Is the Modern Orthodox Jewish Community Killing Itself? – Part 1

Modern Orthodox Judaism thrives in a few communities today. There are significant communities in large cities: parts of metro New York, Chicago, Los Angeles, Miami, Washington and the like. There are also interesting pockets of modern Orthodoxy in Canada, Mexico and in medium sized communities across North America.
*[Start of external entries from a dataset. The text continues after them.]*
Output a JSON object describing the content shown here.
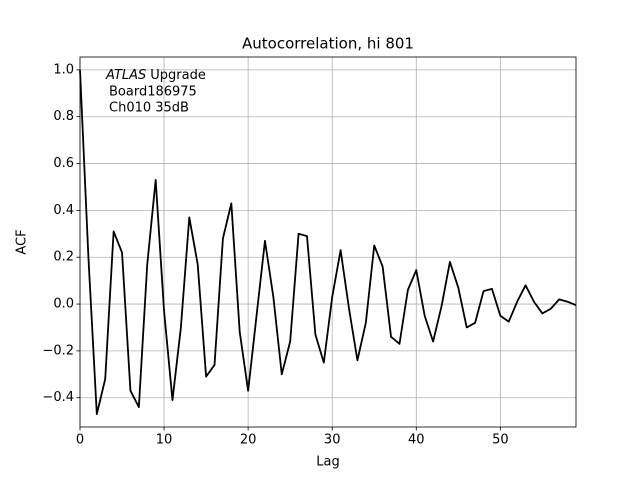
{
  "chart_data": {
    "type": "line",
    "title": "Autocorrelation, hi 801",
    "x_label": "Lag",
    "y_label": "ACF",
    "annotation": {
      "emphasis": "ATLAS",
      "lines": [
        "Upgrade",
        "Board186975",
        "Ch010 35dB"
      ]
    },
    "x": [
      0,
      1,
      2,
      3,
      4,
      5,
      6,
      7,
      8,
      9,
      10,
      11,
      12,
      13,
      14,
      15,
      16,
      17,
      18,
      19,
      20,
      21,
      22,
      23,
      24,
      25,
      26,
      27,
      28,
      29,
      30,
      31,
      32,
      33,
      34,
      35,
      36,
      37,
      38,
      39,
      40,
      41,
      42,
      43,
      44,
      45,
      46,
      47,
      48,
      49,
      50,
      51,
      52,
      53,
      54,
      55,
      56,
      57,
      58,
      59
    ],
    "series": [
      {
        "name": "ACF",
        "color": "#000000",
        "values": [
          1.0,
          0.2,
          -0.47,
          -0.32,
          0.31,
          0.22,
          -0.37,
          -0.44,
          0.17,
          0.53,
          -0.03,
          -0.41,
          -0.1,
          0.37,
          0.17,
          -0.31,
          -0.26,
          0.28,
          0.43,
          -0.12,
          -0.37,
          -0.05,
          0.27,
          0.03,
          -0.3,
          -0.16,
          0.3,
          0.29,
          -0.13,
          -0.25,
          0.03,
          0.23,
          -0.02,
          -0.24,
          -0.08,
          0.25,
          0.16,
          -0.14,
          -0.17,
          0.06,
          0.145,
          -0.05,
          -0.16,
          -0.01,
          0.18,
          0.07,
          -0.1,
          -0.08,
          0.055,
          0.065,
          -0.05,
          -0.075,
          0.01,
          0.08,
          0.01,
          -0.04,
          -0.02,
          0.02,
          0.01,
          -0.005
        ]
      }
    ],
    "xlim": [
      0,
      59
    ],
    "xticks": [
      0,
      10,
      20,
      30,
      40,
      50
    ],
    "ylim": [
      -0.525,
      1.055
    ],
    "yticks": [
      {
        "value": -0.4,
        "label": "−0.4"
      },
      {
        "value": -0.2,
        "label": "−0.2"
      },
      {
        "value": 0,
        "label": "0.0"
      },
      0.2,
      0.4,
      0.6,
      0.8,
      {
        "value": 1.0,
        "label": "1.0"
      }
    ],
    "grid": true
  }
}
But will the economic crises help to kill off modern Orthodoxy within a generation or two? Here’s what may be emerging:

So-called “right wing” Orthodox institutions — overnight summer camps, day camps, early childhood programs and day schools / yeshivot — tend to charge a lower fee. In many cases, these institutions must do so in recognition of the large families who struggle to pay fees for several children at a time. They are able to do this through a number of means: hiring young and/or lesser qualified staff, large class sizes, offering “no frills” programs, extensive fundraising and more.

What can be easily observed, at least in Long Island (where I live), is that the financial crisis that embraces us all has pushed many modern Orthodox parents to enroll their kids in more affordable, but theologically right-wing programs.

In our particular neighborhood, we are constantly hearing of children whose families lead modern Orthodox lives being enrolled in summer camps and even day schools whose religious practices are far to the “right” of them, but whose fee scale allows them to keep their children in Jewish camps and schools.

I have no particular problem with religious “crossover” within the Jewish community. However the impact on modern Orthodoxy may not be fully realized for another 10 -20 years. Children are certainly influenced (as indeed we would want them to be) by the educators and camp counselors that teach them. And when the staffs are outspoken in their attitudes regarding anything from exposure to American pop culture to the Internet to dress codes, dissonance is being introduced when they return to their modern Orthodox homes.

I have no simple answers, particularly when the economy is what it is. But modern Orthodox leaders (rabbis included) must realize that an educational challenge is emerging that will impact its community down the road. As kids attend some of the more stringently Orthodox camps, rather than the modern Orthodox and/or religious Zionist camps, and study in more stringently Orthodox schools because of affordability, the modern Orthodox world is in danger of not being able to effectively raise the next generation of modern Orthodox leadership.

This is part one of a few postings about the potential dangers that modern Orthodoxy has created for itself. More to follow.

2 responses

  1. Is there no middle ground between modern orthodoxy and yeshivish/chassidish? In the 60's and 70's many of us would go to libraries and read secular books, while attending Bais Yakov's. So – how is that defined? As M.O.? or as yeshivish? I'm all for creating a class unto itself: Jewish naturalists – sorta like the Amish but not quite. Those who enjoy living normally & naturally (including a library book or two, including a DVD or two) with no need to deal with the rat race, stress, high-finance, dog-eat-dog, competition & sound-byte mentality that ALL sectors (i.e. Yeshivish/Chassidish & "modern" – whatever that is..) are caught up in. It would only take a few like minded types amid Modern Orthodoxy, to buy large tracts of land, perhaps in Vineland, and plan pretty layouts, perhaps patterned after Raananah, including tasteful condo developments for the singles & lower-income among us (barring hefty HOA's) to make it happen. But is anyone interested? That's the Q, especially in today's discouraging times when one never knows what will strike next.


  2. Interesting article…I think at the core of it is a far greater problem, one common -and equal to- all religious Jews, MO, haredi, hassidish, litvish, what have you;We all kinda "crossover" between our Judaism and the modern secular lifestyle. We want to be 'good Jews' but also have it good & easy like the gentiles. Hence the Hassid with 18 kids, the Yeshivish Kollel guy and the software engineer from Teaneck must flaunt their 8000SF home, brand new minivan and European designer outfits – PLUS not really wanting to work for it.Kids see through this hypocrisy.And many people sense that all this sectarianism is really good business… but mostly only for the rabbis. IMHO most lay people do not truly, deeply believe their own group's 'core principles' or 'lifestyle' is really true Judaism. They just do what daddy and mommy did, may vocally defend it but inside know its void of content.